Monday, October 17, 2011

Custer, Hubris...and Ultrarunning

Image credit from SonoftheSouth, here

I have previously used The Writer's Almanac as fodder for my posts, but seriously, if you are in any way touched by the term "literary" you should sign up for the free daily email.  There is almost always some nugget of info that you are tickled by, and say "I didn't know that!"

From 14 Aug 2011, Custer  by David Shumate

He is a hard one to write a poem about. Like Napoleon.

Hannibal. Genghis Khan. Already so large in history. To do it right, I have to sit down with him. At a place of his own choosing. Probably a steakhouse. We take a table in a corner.

But people still recognize him, come up and slap him on the back, say how much they enjoyed studying about him in school and ask for his autograph. After he eats, he leans back and lights up a cigar  and asks me what I want to know. Notebook in hand, I suggest that we start with the Little Big Horn and work our way back. But I realize I have offended him. That he would rather take it the other way around. So he rants on about the Civil War, the way west, the loyalty of good soldiers and now and then twists his long yellow hair with his fingers.

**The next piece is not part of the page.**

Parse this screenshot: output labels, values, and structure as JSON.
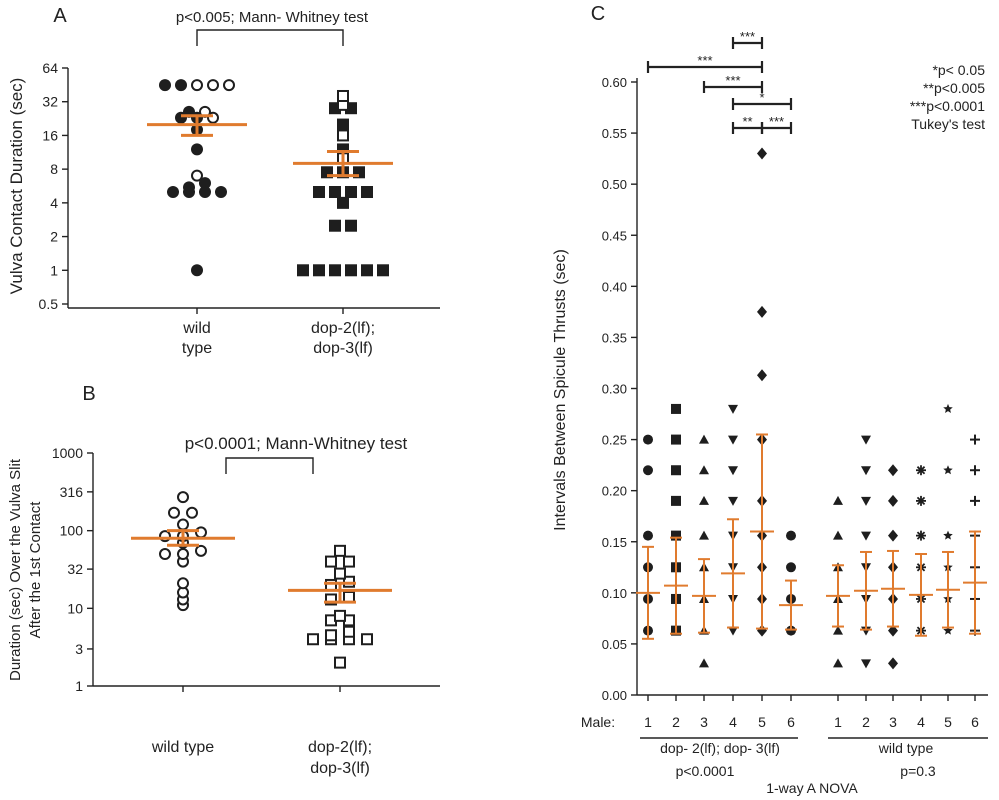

But when he gets to the part about Sitting Bull, about Crazy Horse, he develops a twitch above his right eye, raises his finger for the waiter, excuses himself and goes to the restroom while I sit there along the bluffs with the entire Sioux nation, awaiting his return.

Custer was a crazy SOB, who grew to "maturity" in the crucible of the American Civil War.  He was a warrior--which there is a need for at times--and was superior at his craft.  He ultimately suffered from an excess of hubris (overbearing pride or presumption; arrogance), which proved his undoing.

The link to Ultrarunning?  Whenever you enter a race, or go for a training run that is above and beyond previous attempts, be humble.  Be respectful of the trails and of the craft of Ultrarunning.  Be realistic about your abilities on that day.  In short, be cognizant of the danger of'll fell you quicker than catching a toe on a stone.